Scottish novelist Peter May’s books have sold over 2 million copies in the UK alone. His latest book, a political thriller titled The Man With No Face is out now, published by Riverrun
The Adventures of Tintin by Hergé
The Tintin adventures had everything, but above all, comedy. It was present in the characters’ relationships, weaknesses and foibles, and their faces conveyed it all. Hergé could create a character’s expression with a single line. Then there were the exotic settings. There I was in my bedroom in Glasgow and these stories took me across every continent, and even to the moon. They inspired me to travel and tell stories set in exotic places—and to take readers with me!
The Beastly Beatitudes of Balthazar B by J P Donleavy
I was about 18 when I read this and it changed all my preconceptions about writing. I’d never read anything like it before. Being the son of an English teacher who wrote a text book on grammar, I was brought up believing that if you wanted to write, you had to follow the rules. But J P Donleavy wasn’t bound by anything like that. He used language and sentence structure in a way that I’d never seen before, and it was beautiful to read. It gave me permission to break the rules.

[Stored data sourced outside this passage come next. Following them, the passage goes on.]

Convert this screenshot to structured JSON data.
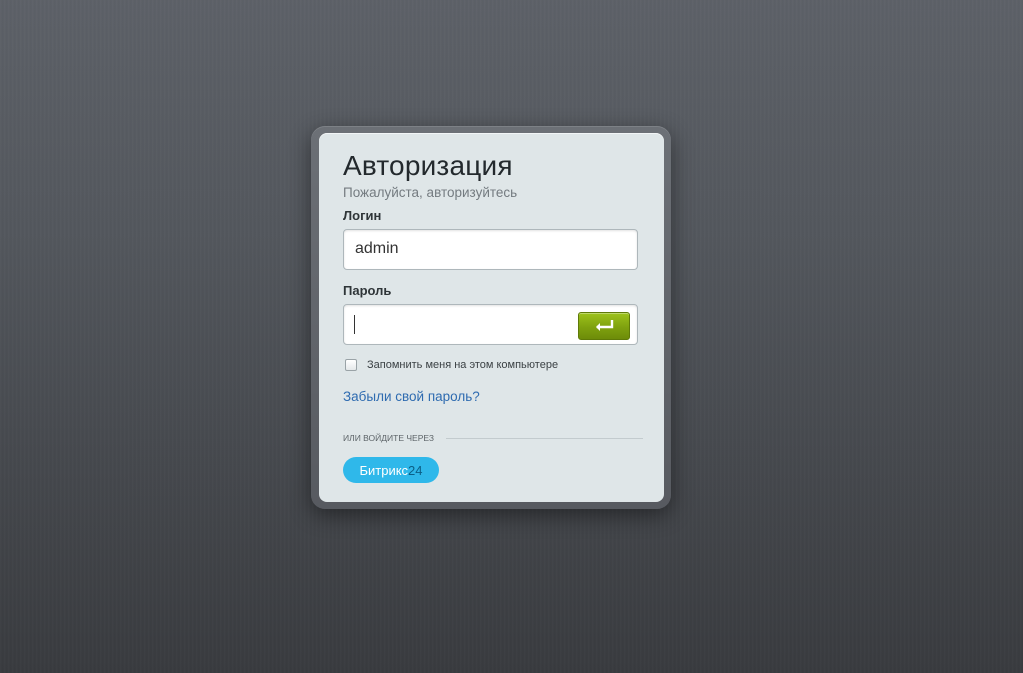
{
  "auth": {
    "title": "Авторизация",
    "subtitle": "Пожалуйста, авторизуйтесь",
    "login_label": "Логин",
    "login_value": "admin",
    "password_label": "Пароль",
    "password_value": "",
    "submit_icon": "enter-return-icon",
    "remember_label": "Запомнить меня на этом компьютере",
    "remember_checked": false,
    "forgot_link": "Забыли свой пароль?",
    "or_label": "или войдите через",
    "bitrix_label": "Битрикс",
    "bitrix_number": "24"
  },
  "colors": {
    "accent_green": "#7fa10f",
    "bitrix_blue": "#2fb8ea",
    "link_blue": "#2e6bb0"
  }
}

A Moveable Feast by Ernest Hemingway
When I was an aspiring novelist, this book meant a lot to me. It’s the story of Hemingway’s life in 1920s Paris, when he was trying to establish himself as a writer. He was living in freezing flats, writing in cafés to keep warm, and yet it had an exotic feel to it and certainly contributed to my attraction to France. It was an extraordinary era. I took heart from the thought that in spite of the potential for misery and poverty, you could live an interesting life, and perhaps even become a success as a writer.